Do you have further questions regarding the Harley Davidson tire pressure chart? You can check the following answers to some of the most commonly asked questions for further guidance.

How To Check The Tire Pressure In Harley-Davidson Motorcycles?

Before you check your Harley’s tire pressure, make sure it’s cooled off. Then start by removing the valve cap from the tire. You’ll now need a measuring gauge. If you have one, simply insert it through the valve by pressing it down, and check the reading.

How Much Pressure Is Recommended For Harley-Davidson Iron 1200?

Like most other models, Harley Davidson recommends 36 PSIs at the front and 40 PSIs at the rear tire for the Iron 1200. However, as with any tire, you should consider the affecting factors, such as where you’re driving and the weather.

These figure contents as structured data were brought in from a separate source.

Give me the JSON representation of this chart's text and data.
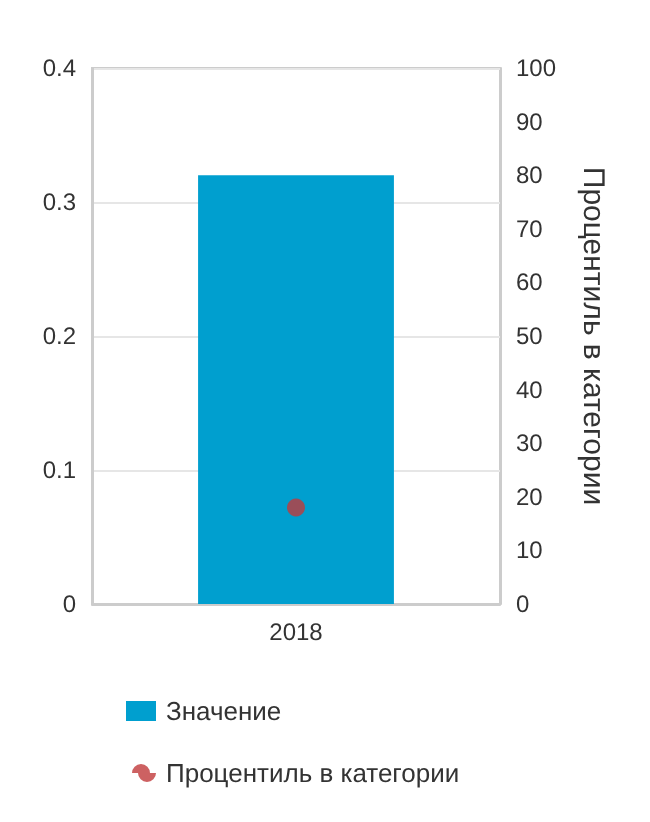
{
  "chart_data": {
    "type": "bar",
    "y2label": "Процентиль в категории",
    "categories": [
      "2018"
    ],
    "series": [
      {
        "name": "Значение",
        "color": "#009fcf",
        "values": [
          0.32
        ]
      },
      {
        "name": "Процентиль в категории",
        "type": "scatter",
        "axis": "y2",
        "color": "#c0393b",
        "values": [
          18
        ]
      }
    ],
    "ylim": [
      0,
      0.4
    ],
    "yticks": [
      0,
      0.1,
      0.2,
      0.3,
      0.4
    ],
    "y2lim": [
      0,
      100
    ],
    "y2ticks": [
      0,
      10,
      20,
      30,
      40,
      50,
      60,
      70,
      80,
      90,
      100
    ],
    "grid": "y",
    "legend": "bottom",
    "marker": "circle"
  }
}
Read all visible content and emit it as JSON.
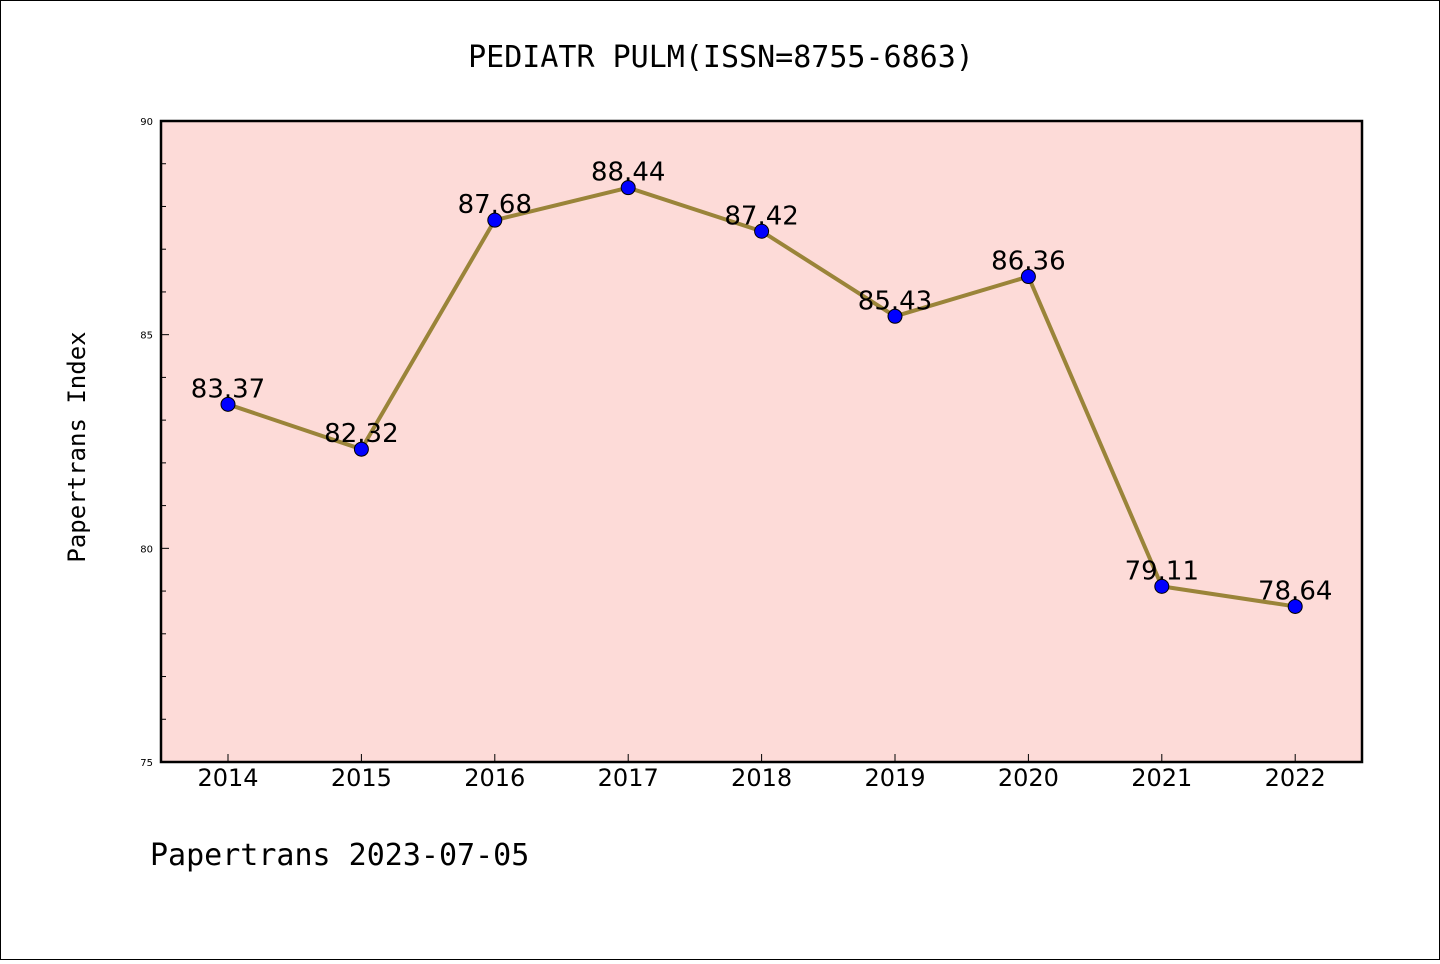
{
  "chart_data": {
    "type": "line",
    "title": "PEDIATR PULM(ISSN=8755-6863)",
    "xlabel": "",
    "ylabel": "Papertrans Index",
    "categories": [
      "2014",
      "2015",
      "2016",
      "2017",
      "2018",
      "2019",
      "2020",
      "2021",
      "2022"
    ],
    "series": [
      {
        "values": [
          83.37,
          82.32,
          87.68,
          88.44,
          87.42,
          85.43,
          86.36,
          79.11,
          78.64
        ],
        "labels": [
          "83.37",
          "82.32",
          "87.68",
          "88.44",
          "87.42",
          "85.43",
          "86.36",
          "79.11",
          "78.64"
        ]
      }
    ],
    "ylim": [
      75,
      90
    ],
    "yticks": [
      "75",
      "80",
      "85",
      "90"
    ],
    "grid": false,
    "colors": {
      "plot_background": "#fddbd8",
      "line": "#9a8439",
      "marker": "#0000ff"
    }
  },
  "footer": {
    "text": "Papertrans 2023-07-05"
  }
}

What Happens If I Ride My Harley Davidson With Incorrect Tire Pressure?

If you don’t maintain the recommended tire pressure for Harley motorbikes, it can affect riding performance, stability, and efficiency. Also, you may lose control over the motorcycle on wet and uneven roads resulting in injuries.

How Often Should I Check The Tire Pressure On My Harley Davidson?

Ideally, you should check your Harley’s tire pressure at least once a month. However, your location, the weather, and your driving habits can largely impact how fast your tire pressure increases. So, it’s also a good idea to check the tire pressure before and after a long ride.


So, there you have it–a comprehensive Harley Davidson tire pressure chart complete with all the know-how needed to maintain the appropriate pressure.

Remember to always refer to your owner’s manual for the most accurate information and consult with a professional if you’re unsure. 

And be sure to maintain proper tire pressure for a smoother, safer ride and longer tire life.